Connection on line bundle on projective curve - MathOverflow

Connection on line bundle on projective curve

2010-04-23T17:13:27Z

Let $C$ be a smooth projective curve. It is known that a line bundle on $C$ is of degree 0, if we can impose a connection structure on it.

Now my question is: Given a line bundle $L$ of degree 0, if there exist connection structure on $L$.

When $C$ is projective line, the question is obvious, how about when the genus is greater than 0?

Answer by David Ben-Zvi for Connection on line bundle on projective curve

2010-04-23T18:04:19Z

Yes (we're over C yes?)- the space of line bundles with connection forms a torsor for the cotangent bundle over the Jacobian. The class of this torsor (as an element in $H^1(Jac,\Omega^1)=H^{1,1}$) is the Chern class of the theta line bundle. In fact one can construct canonical connections on generic line bundles of degree zero on a curve (in fact line bundles outside the theta divisor), once you give yourself the choice of a theta characteristic on the curve -- this is the theory of the "prime form" or Szego kernel (it's much much older, but I think a fairly easy "modern" exposition of this and the nonabelian version is in here).

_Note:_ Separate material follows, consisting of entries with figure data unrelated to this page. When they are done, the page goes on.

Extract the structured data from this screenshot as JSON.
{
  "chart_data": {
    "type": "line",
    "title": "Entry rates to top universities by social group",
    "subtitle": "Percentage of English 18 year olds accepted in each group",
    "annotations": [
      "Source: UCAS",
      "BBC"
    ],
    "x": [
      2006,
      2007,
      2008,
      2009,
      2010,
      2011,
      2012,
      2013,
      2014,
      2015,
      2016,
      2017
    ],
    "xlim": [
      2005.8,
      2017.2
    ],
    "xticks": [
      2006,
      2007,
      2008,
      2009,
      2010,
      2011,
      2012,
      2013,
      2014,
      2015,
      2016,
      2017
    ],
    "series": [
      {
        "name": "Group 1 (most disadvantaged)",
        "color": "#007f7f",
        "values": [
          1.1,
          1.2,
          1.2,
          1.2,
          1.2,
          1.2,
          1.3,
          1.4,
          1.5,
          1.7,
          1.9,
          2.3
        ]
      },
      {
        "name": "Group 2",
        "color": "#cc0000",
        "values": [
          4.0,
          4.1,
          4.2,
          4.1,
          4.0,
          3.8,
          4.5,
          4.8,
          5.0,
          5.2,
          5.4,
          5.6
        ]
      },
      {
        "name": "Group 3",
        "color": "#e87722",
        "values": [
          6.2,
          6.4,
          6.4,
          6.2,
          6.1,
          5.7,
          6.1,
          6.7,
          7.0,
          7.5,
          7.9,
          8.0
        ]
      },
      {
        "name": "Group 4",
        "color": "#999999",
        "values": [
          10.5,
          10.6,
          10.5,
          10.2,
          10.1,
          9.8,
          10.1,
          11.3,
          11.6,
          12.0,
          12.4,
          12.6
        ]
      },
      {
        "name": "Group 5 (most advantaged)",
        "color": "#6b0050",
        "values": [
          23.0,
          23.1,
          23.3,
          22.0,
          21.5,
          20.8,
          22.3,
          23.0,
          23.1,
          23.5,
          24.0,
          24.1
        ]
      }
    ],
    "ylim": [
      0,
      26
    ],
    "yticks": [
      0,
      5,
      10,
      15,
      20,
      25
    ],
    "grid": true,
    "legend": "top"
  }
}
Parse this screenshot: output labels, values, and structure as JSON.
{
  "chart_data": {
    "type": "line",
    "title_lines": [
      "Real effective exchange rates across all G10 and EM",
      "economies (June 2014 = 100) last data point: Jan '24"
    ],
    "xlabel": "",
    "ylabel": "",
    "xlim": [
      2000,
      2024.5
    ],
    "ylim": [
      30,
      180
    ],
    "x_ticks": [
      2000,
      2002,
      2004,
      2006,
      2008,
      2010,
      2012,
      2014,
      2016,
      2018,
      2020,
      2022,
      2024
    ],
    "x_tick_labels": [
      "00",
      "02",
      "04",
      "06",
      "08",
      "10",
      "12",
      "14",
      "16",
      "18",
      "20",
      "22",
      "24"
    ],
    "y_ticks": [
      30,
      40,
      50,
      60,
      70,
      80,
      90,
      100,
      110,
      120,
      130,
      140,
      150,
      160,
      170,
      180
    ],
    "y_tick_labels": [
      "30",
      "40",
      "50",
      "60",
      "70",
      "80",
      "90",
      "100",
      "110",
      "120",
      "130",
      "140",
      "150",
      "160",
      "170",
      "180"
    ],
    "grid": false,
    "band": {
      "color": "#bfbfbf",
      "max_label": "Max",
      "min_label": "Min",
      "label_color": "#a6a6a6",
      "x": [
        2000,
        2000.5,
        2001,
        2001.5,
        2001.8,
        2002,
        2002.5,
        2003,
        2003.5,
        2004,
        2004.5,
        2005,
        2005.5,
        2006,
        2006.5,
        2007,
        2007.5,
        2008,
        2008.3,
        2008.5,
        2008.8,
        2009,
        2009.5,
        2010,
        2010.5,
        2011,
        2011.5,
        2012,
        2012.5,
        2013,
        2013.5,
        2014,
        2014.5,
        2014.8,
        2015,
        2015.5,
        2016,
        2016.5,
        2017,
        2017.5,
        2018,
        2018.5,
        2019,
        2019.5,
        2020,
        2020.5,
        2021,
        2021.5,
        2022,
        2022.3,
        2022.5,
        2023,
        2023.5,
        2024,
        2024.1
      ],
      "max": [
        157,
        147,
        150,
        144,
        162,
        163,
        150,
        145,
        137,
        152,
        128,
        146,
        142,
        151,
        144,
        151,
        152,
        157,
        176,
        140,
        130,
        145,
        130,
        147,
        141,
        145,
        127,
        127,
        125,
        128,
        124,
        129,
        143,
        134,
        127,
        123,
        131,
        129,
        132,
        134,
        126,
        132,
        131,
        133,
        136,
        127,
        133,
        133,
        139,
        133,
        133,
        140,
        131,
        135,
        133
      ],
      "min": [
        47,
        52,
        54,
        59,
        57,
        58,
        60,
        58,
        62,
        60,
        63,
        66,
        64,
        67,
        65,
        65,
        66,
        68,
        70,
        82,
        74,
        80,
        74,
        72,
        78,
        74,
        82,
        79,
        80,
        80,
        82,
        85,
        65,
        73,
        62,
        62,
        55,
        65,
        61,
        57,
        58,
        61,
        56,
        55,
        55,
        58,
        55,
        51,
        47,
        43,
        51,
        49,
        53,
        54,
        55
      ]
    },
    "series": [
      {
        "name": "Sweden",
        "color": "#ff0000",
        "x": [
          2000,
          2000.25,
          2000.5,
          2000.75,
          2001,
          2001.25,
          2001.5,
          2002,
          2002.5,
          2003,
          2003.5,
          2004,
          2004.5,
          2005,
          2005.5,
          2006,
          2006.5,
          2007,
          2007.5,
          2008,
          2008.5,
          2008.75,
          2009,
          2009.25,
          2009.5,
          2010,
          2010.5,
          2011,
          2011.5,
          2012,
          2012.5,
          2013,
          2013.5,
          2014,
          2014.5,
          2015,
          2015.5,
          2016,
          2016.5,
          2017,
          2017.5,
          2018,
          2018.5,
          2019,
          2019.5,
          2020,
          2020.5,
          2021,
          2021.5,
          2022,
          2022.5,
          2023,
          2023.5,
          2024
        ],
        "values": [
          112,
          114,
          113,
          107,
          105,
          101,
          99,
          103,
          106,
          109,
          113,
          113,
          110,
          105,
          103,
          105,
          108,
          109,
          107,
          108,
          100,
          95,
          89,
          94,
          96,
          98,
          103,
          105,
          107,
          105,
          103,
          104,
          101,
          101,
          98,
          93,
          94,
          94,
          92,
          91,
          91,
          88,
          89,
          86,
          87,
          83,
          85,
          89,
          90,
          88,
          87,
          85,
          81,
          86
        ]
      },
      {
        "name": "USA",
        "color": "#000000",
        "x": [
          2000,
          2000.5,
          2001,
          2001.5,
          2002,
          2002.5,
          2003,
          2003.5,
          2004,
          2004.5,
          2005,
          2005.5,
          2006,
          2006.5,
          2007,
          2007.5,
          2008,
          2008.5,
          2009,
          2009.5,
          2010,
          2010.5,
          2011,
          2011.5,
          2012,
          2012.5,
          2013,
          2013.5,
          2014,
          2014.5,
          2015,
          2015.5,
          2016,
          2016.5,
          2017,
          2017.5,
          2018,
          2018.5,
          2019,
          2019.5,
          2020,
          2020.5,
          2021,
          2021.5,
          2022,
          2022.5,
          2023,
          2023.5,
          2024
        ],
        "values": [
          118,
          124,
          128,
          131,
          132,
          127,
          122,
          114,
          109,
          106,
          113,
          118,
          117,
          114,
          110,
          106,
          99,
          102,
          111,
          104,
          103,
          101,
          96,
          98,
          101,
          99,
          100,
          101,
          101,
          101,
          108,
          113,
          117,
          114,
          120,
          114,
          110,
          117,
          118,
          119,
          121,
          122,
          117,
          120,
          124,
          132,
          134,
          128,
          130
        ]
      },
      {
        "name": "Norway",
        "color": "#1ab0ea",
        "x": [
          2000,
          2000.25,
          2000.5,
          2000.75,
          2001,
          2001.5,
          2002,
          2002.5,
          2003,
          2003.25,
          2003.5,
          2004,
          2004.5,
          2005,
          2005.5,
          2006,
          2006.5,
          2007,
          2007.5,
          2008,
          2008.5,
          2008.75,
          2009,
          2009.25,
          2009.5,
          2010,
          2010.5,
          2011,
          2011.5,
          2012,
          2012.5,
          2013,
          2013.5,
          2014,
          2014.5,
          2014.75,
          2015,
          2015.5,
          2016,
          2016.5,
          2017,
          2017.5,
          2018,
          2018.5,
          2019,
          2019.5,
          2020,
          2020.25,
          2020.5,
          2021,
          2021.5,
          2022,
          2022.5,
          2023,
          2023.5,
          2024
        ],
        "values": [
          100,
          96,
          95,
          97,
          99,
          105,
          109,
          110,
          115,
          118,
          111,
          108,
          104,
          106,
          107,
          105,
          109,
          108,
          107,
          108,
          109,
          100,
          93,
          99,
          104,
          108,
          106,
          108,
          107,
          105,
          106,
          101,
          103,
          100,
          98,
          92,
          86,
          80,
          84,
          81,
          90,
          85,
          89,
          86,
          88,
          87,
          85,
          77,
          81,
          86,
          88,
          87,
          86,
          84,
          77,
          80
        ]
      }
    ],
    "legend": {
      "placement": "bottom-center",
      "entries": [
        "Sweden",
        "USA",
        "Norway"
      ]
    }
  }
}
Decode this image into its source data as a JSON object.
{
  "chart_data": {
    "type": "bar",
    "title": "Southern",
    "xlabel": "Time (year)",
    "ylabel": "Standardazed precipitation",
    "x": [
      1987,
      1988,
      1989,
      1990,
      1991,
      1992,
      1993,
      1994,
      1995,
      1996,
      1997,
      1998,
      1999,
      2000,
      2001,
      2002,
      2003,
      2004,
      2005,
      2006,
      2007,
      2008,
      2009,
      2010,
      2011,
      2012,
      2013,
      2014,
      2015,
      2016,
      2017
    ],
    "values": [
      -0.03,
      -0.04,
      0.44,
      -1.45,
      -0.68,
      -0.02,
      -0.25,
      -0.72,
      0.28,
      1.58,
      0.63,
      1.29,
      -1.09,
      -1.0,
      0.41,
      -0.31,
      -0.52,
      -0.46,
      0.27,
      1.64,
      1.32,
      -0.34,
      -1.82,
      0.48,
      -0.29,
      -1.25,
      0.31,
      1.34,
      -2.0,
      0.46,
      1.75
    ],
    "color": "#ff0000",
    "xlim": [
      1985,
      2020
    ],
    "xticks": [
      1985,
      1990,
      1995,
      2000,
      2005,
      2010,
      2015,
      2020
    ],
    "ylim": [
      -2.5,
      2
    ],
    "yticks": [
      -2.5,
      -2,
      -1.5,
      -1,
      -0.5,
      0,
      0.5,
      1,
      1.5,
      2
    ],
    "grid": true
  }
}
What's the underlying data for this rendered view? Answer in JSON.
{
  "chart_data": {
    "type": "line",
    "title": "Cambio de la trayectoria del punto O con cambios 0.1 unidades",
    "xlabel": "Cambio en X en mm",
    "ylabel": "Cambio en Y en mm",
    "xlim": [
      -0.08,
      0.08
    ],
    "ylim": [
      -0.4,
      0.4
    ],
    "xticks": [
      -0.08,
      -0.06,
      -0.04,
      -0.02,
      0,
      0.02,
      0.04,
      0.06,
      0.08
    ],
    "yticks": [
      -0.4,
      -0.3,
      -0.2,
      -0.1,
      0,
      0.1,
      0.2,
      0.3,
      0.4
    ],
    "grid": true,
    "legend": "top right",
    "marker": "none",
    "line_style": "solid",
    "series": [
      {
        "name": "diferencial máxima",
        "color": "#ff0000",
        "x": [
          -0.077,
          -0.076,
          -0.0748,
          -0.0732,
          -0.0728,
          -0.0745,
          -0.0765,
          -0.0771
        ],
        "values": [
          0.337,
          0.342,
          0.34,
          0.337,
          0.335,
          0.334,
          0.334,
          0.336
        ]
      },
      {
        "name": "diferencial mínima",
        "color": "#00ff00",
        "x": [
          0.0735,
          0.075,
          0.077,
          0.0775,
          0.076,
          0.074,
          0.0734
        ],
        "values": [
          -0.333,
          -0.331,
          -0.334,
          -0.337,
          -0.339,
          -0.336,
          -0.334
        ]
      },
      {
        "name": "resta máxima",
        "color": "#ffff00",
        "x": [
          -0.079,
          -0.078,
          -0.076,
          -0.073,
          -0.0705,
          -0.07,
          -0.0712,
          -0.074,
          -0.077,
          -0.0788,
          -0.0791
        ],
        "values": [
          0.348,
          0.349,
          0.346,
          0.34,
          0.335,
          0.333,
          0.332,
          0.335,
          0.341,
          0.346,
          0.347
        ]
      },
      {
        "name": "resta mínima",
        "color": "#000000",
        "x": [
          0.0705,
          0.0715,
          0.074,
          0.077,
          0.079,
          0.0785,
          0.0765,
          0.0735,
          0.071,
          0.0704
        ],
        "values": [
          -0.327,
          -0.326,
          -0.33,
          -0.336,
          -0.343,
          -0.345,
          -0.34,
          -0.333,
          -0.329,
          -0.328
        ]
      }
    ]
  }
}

[EDIT: Nonalgebraically it is very easy to see this assertion from the Hodge theorem: the space of line bundles with a flat connection is $H^1(X,C^\times)$, which can be identified with the product $H^1(X,O^\times)^{\circ}\times H^0(X,\Omega^1)$ just by exponentiating the Hodge theorem for H^1. Note that ANY holomorphic connection on a Riemann surface/algebraic curve is flat for dimension reason - there are no holomorphic 2-forms that could serve as curvature.. For higher rank bundles the analogous result is the topic of the Corlette-Simpson nonabelian Hodge theorem.]

More generally Andre Weil proved that a rank n bundle on a curve /C admits a connection if and only if every indecomposable summand is a vector bundle of degree zero. There's a nice proof of this by Atiyah as an application of the Atiyah class (which is the canonical obstruction to the existence of a connection on a vector bundle). In particular over the moduli of stable degree zero bundles we again have a nontrivial torsor for the cotangent bundle parametrizing bundles with connection, and the class of this torsor is again the Chern class of the determinant line bundle.

Answer by Sebastian for Connection on line bundle on projective curve

2010-04-23T18:04:47Z

Yes, you can: Every holomorphic line bundle of degree $0$ has a flat connection which is compatible with the holomorphic structure, i.e. $\nabla s=w_s s$ for local holomorphic sections, where $w_s\in\Gamma(M,K).$ But flatness implies $d w_s=0.$ Thus $/nabla$ is a holomorphic connection.

To see the existence of a flat connection compatible with the holomorphic structure, take any connection $\tilde\nabla$ compatible with the holomorphic structure. The curvature $F$ satisfies $\int_MF=0,$ so Serre duality implies the existence of a section $\eta\in\Gamma(M;K)$ with $d\eta=F.$ Then $\nabla=\tilde\nabla-\eta$ is flat and also compatible with the holomorphic structure.